• Film
  • The Unknown Pleasures of American filmmaking

Film

The Unknown Pleasures of American filmmaking

The American Independent Film Festival is at Arsenal Kino until January 19

Image for The Unknown Pleasures of American filmmaking

Frederick Wiseman’s City Hall peeks behind the curtain of civic life

Unknown Pleasures is well under way at Arsenal and lasts until Jan 19. The 12th edition of the American Independent Film Festival presents a selection of current independent films from the US, with a focus on socio-political tensions told from an autobiographical perspective. 

Mona Fastvold’s award-winning The World To Come is one of the programme’s biggest titles. Set in 1856 in the northeast of the US, it sees a couple Abigail and Dyer (Katherine Waterstone and Casey Affleck) deal with the aftermath of their daughter’s death. The arrival of new neighbours provides company and support, as intense feelings develop between Abigail and Tallie (Vanessa Kirby). It premiered in Venice two years ago, and while it is a crop above many repressed lesbian period dramas (Tell It To The Bees, Elise & Marcela, Ammonite), it doesn’t conjure the same whirlwind of emotions that Céline Sciamma’s Portrait of a Lady on Fire did. Still, Waterston and Kirby are both excellent, rising above some of the script’s clunkier moments, and Fastvold does movingly explore the theme of loss, as well as provide an under-seen female perspective on the American frontier. It screens on the 12th at 19:00.

Other standouts include Skinner Myers’ debut film The Sleeping Negro, a stunning drama about shame that doubles up as a timely piece that asks the question of whether the US is convincing anyone when it pretends to be a post-racial society (screening on Jan 15 at 21:00). Also taking on the issue of race in America is Down With The King, a drama about a rapper “Money Merc” who, following a creative crisis, moves to rural Massachusetts. Starring real-life rapper Freddie Gibbs, this unexpectedly searching film seek to question the ideas of masculinity, race and the personas we adopt in order to lead our lives (Jan 8 at 21:00).

Another highlight is the vital documentary All About My Sisters, by Wang Qiong. It chronicles the effects of China’s one-child policy through the eyes of the director, who asks her younger sister about her earliest memories; as a child born in 90s China, the strict one-child policy meant that she was abandoned and grew up with relatives.

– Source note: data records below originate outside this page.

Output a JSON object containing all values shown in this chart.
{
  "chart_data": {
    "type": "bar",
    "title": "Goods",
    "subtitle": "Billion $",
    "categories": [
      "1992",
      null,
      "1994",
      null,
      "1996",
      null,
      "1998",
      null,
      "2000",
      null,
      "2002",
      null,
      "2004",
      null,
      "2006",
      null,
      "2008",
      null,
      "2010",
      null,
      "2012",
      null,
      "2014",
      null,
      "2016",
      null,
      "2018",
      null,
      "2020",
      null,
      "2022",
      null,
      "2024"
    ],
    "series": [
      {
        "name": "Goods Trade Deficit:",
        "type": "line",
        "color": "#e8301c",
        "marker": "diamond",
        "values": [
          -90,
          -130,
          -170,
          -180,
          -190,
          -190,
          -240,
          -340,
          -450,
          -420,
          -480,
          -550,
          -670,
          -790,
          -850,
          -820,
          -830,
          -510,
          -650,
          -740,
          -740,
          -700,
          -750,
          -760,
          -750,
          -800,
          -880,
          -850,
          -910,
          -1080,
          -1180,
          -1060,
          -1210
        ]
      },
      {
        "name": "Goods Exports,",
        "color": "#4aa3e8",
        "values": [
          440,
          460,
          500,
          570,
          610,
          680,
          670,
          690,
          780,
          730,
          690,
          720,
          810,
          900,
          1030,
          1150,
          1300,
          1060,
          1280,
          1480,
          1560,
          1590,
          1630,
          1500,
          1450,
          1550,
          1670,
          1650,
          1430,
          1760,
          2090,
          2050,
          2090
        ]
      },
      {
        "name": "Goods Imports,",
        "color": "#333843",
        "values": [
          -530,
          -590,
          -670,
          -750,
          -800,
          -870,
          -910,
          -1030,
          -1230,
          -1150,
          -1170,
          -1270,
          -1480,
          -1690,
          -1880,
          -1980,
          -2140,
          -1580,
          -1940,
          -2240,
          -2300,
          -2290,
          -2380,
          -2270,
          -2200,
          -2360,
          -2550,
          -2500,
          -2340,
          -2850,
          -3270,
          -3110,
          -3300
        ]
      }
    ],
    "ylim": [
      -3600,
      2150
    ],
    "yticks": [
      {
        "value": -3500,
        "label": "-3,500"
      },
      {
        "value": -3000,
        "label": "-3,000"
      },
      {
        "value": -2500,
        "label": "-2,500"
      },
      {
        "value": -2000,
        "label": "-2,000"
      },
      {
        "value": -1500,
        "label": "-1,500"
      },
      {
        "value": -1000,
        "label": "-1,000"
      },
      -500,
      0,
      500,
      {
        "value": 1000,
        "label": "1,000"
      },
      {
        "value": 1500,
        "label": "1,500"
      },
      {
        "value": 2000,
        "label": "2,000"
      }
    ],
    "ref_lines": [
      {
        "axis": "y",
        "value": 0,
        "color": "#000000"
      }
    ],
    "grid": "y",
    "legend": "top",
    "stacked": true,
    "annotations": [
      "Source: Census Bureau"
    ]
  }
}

Wang Qiong filmed her family over a period of seven years and explores not only the social control that governments impose on their citizens and the bodies of women, but also how address the layered facets of trauma can lead to healing. It screens on the 10th and 19th (both at 19:30).

Finally, don’t miss out on Frederick Wiseman’s City Hall on the 9th (18:00) and 13th (19:00). It’s an absorbing portrait of Boston’s City Hall which shows Wiseman once again peeking behind the curtain of civic life: his observational documentary takes us where policies are made and we are privy to the seemingly mundane meetings and one-on-ones that shape people’s lives. It is a humanist and at times quietly heartbreaking mosaic that’s unmissable.